CRITERIA FOR INTERNATIONAL RESERVES' ADEQUACY:
WHAT LEVEL OF RESERVES UKRAINE NEEDS?
Veronika MOVCHAN (Institute for Economic Research and Policy Consulting)
Discussion of reserves' adequacy has renewed after financial crises in Asia
and Russia. It became evident that large international reserves made countries
less prone to crisis. Special attention was paid to the ratio of a country's
external short-term debt to reserves as a very successful marker of potential
external vulnerability that generally outperforms other reserves' adequacy criteria.
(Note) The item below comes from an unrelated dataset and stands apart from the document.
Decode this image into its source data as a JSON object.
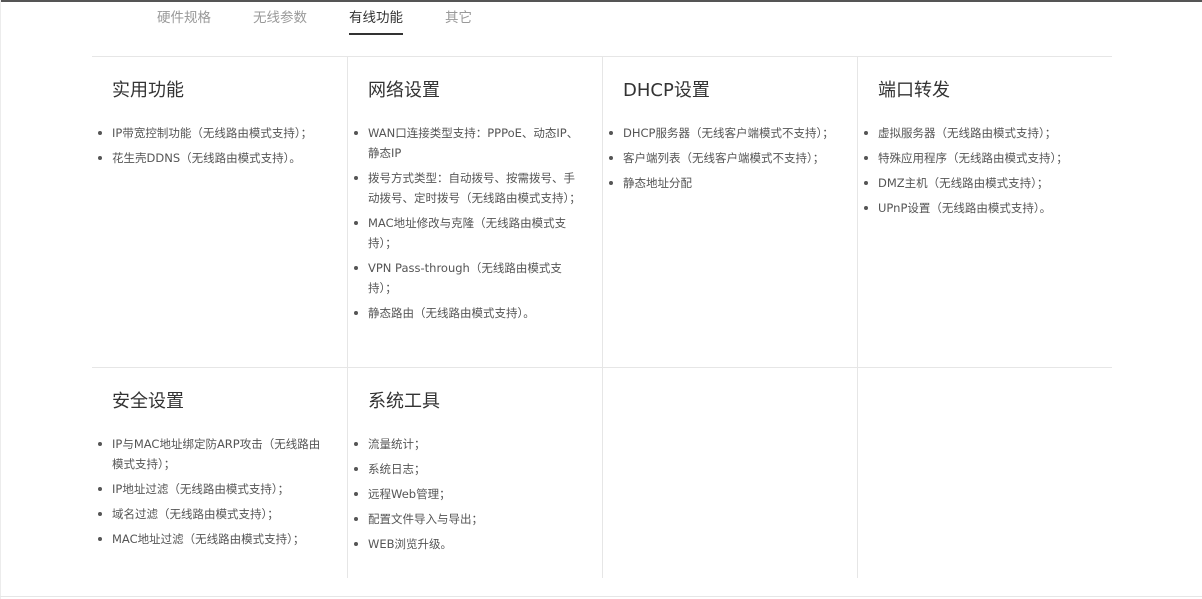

This paper studies applicability of various reserves' adequacy criteria to
Ukraine as a transition economy with large foreign trade turnover and relatively
low external capital flows. It is argued that, despite low capital mobility,
a rise of short-term public debt was a crucial factor for Ukraine's financial
crisis in 1998. At the same time, historical data provide no proof for high
vulnerability of current account as a source of instability. So, it is stated
that debt-related criteria for reserves adequacy could be relevant for Ukraine.
This paper provides calculations of the optimal level of international reserves
based on benchmarks proposed by Wijnholds and Kapteyn with country-specific
adjustments, as well as a discussion of costs of reserves' holding.